Tate Modern No Lone Zone Launches

The latest in Tate Modern’s series of international curatorial partnerships, No Lone Zone, will open in the Level 2 Gallery on 27 January, organised in collaboration with Sala de Arte Público Siqueiros, Mexico City. The exhibition takes its name from a military term designating an area where the presence of just one person is not allowed. Implying mutual observation, this two-person rule is often used in highly sensitive or unstable places for reasons of safety and security.

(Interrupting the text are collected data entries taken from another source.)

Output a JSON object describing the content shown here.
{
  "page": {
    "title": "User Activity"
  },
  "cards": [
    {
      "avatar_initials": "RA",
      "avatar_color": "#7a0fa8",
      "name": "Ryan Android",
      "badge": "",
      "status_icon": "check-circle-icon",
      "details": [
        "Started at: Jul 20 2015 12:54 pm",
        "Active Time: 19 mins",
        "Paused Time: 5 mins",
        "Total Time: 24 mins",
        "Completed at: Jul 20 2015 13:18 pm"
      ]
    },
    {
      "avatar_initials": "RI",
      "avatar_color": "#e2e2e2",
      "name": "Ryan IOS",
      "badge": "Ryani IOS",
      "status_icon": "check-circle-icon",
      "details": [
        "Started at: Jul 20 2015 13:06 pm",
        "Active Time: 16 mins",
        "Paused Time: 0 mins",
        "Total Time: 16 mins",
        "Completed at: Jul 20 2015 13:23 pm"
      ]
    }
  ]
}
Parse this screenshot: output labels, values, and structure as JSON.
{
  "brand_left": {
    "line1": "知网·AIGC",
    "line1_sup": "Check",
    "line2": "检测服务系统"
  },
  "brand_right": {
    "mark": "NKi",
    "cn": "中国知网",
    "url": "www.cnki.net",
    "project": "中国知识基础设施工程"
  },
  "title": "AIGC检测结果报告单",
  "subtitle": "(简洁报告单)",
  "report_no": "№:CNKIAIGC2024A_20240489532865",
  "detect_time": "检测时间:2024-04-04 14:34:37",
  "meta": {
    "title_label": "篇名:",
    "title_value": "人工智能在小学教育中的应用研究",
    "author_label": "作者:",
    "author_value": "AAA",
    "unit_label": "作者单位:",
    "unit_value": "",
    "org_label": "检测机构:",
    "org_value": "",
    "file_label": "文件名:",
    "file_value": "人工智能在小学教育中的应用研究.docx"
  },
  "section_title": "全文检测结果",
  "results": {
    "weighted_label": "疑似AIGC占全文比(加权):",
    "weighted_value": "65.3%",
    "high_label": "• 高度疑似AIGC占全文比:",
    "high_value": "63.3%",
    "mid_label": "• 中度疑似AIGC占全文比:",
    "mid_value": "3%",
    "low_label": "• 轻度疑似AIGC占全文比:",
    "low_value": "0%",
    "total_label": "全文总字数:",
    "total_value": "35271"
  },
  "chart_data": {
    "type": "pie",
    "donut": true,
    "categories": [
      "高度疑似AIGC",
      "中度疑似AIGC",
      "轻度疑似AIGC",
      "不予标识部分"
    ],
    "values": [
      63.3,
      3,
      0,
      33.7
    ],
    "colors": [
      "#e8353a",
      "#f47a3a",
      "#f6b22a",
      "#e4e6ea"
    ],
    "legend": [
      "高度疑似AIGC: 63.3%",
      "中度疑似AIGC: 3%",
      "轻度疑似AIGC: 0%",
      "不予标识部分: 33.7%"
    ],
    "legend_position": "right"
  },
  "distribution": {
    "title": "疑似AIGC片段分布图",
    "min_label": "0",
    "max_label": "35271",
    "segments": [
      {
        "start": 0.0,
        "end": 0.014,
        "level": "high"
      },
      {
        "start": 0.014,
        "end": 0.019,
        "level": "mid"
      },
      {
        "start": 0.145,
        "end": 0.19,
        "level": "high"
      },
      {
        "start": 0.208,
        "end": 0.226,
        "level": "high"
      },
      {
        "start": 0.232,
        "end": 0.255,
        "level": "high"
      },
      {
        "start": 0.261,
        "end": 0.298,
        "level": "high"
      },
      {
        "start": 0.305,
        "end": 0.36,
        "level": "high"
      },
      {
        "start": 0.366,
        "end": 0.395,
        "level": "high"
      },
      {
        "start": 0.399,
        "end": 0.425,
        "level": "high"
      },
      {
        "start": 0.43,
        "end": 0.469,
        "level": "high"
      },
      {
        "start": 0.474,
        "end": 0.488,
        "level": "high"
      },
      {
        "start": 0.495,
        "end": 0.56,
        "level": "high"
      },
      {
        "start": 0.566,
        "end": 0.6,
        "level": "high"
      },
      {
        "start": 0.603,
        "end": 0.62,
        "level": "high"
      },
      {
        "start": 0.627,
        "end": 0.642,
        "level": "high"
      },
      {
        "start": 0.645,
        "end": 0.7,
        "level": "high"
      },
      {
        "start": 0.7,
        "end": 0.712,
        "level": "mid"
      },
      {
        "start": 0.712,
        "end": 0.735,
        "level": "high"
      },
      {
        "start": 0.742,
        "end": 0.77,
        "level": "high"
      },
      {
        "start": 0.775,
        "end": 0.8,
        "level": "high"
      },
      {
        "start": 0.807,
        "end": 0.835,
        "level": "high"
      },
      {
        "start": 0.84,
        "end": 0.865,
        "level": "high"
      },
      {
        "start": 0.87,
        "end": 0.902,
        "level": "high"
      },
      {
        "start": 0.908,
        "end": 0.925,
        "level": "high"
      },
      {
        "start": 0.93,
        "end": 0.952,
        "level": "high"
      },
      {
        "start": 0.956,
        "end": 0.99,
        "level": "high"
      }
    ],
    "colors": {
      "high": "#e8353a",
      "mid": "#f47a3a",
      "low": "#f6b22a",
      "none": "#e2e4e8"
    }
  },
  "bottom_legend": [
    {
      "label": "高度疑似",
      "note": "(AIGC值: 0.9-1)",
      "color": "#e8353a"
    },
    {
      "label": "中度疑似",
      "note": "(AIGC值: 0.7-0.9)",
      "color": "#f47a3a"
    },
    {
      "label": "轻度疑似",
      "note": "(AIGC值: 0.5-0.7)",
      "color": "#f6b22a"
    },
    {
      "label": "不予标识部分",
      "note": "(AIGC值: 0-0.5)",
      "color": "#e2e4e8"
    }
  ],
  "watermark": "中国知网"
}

The exhibition brings together the work of Teresa Margolles, Cinthia Marcelle, David Zink Yi and the collective Tercerunquinto, showing how each artist explores the vulnerability of current social and economic structures.
 
No Lone Zone presents a range of recent sculptures, videos, photographs and installations which address interwoven themes of history, nature and politics. Included in the exhibition will be Teresa Margolles’ Flag I 2009, a piece of fabric which has been imbued with blood taken from crime scenes on the northern border of Mexico. Margolles investigates the socio-cultural implications of violent deaths in contemporary Mexico, using the form of a flag to embody a traumatic reality. Also included in the exhibition is Margolles’ Score Settling 2008, which responds to a series of murders committed by drug dealers in the Sinaloa region. Glass fragments, collected by the artist from shot-out car windscreens, are fashioned into jewellery resembling that typically worn by narcos, those responsible for the killings. The work evokes the memorial value of the vestige, and the glass fragments possess a haunting testimony to an absent body.
 
The Mexican collective Tercerunquinto present their video installation Public sculpture in the urban periphery of Monterrey 2003 – 2006, exploring how human behaviour is determined by architecture. During a period of three years, the artists documented the activities of people in the local community on a 50-square-metre concrete platform built on the undeveloped outskirts of a Mexican city. Also on display will be Leitmotiv 2011, Cinthia Marcelle’s most recent work in a series of videos showing short symbolic actions. It shows the collective effort of a group of individuals sweeping water in an attempt to prevent the tide from disappearing. The abstract forms of the waves suggest a territory of constant reformulation. Shown alongside will be David Zink Yi’s Untitled (Architeuthis) 2010, which presents the deflated body of a five-metre-long ceramic squid isolated in a pool of blank ink. The architeuthis, a giant squid that inhabits the ocean depths and is generally only seen when its carcass floats ashore, is used by the artist to suggest the impossibility of direct observation or contact.
 
Teresa Margolles was born in 1963 in Culiacán, Sinaloa, Mexico, and now lives and works in Madrid. Cinthia Marcelle was born in 1974 in Belo Horizonte, Brazil where she continues to live. David Zink Yi  was born in 1973 in Lima, Peru and is now based in Berlin. Tercerunquinto are a collective from Monterrey who formed in 1996 but now live and work in Mexico City. No Lone Zone is the latest in the Level 2 Gallery’s series of international bilateral collaborations with other art organisations around the world. The exhibition is curated by Iria Candela, Assistant Curator, Tate Modern and Taiyana Pimentel, Director, Sala de Arte Público Siqueiros, Mexico City.